Located in the common area shared by the Olympic Village’s Community Centre, the Salt Building and retail floor spaces is a plaza where it will become a people’s gathering place for the entire Southeast Falsecreek area.

Here out in the plaza, you will also find Vancouver artist Myfanwy MacLeod’s two larger-than-life sparrows (or ‘The Birds’) painted with the true colors of the small bird that was introduced to North America from England in the 1800s.

Since then, sparrows have multiplied so much that they crowded out other native species, upsetting the ecology and biodiversity of the continent. MacLeod’s pair of giant sparrows (one male and one female) are 18 ft. tall and they dwarf visitors to the plaza.

The sculptor said the idea of making the small bird bigger was to underline the message that when a foreign specie is introduced, it could wreak havoc upon the native eco-system and make us aware of the interdependence of nature. MacLeod’s message couldn’t be more appropriate for the Southeast Falsecreek site which was an industrial wasteland that was very much polluted before the Olympic Village was built.

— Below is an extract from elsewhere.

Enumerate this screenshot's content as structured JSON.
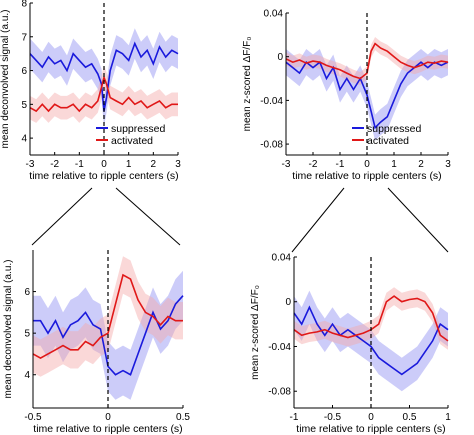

In developing the Millennium Water project, special attention was paid to environmental impacts, both in the past and in the future. The whole site was designed to follow LEED Gold and Platinum guidelines. An artificial man-made Habitat Island was also created to encourage the growth of habitat both on land and in the water.

It was recently discovered that herring eggs are beginning to appear in the once dirty Falsecreek shoreline. Not co-incidentally, the Olympic Village was recognized as the World’s Greenest Neighborhood.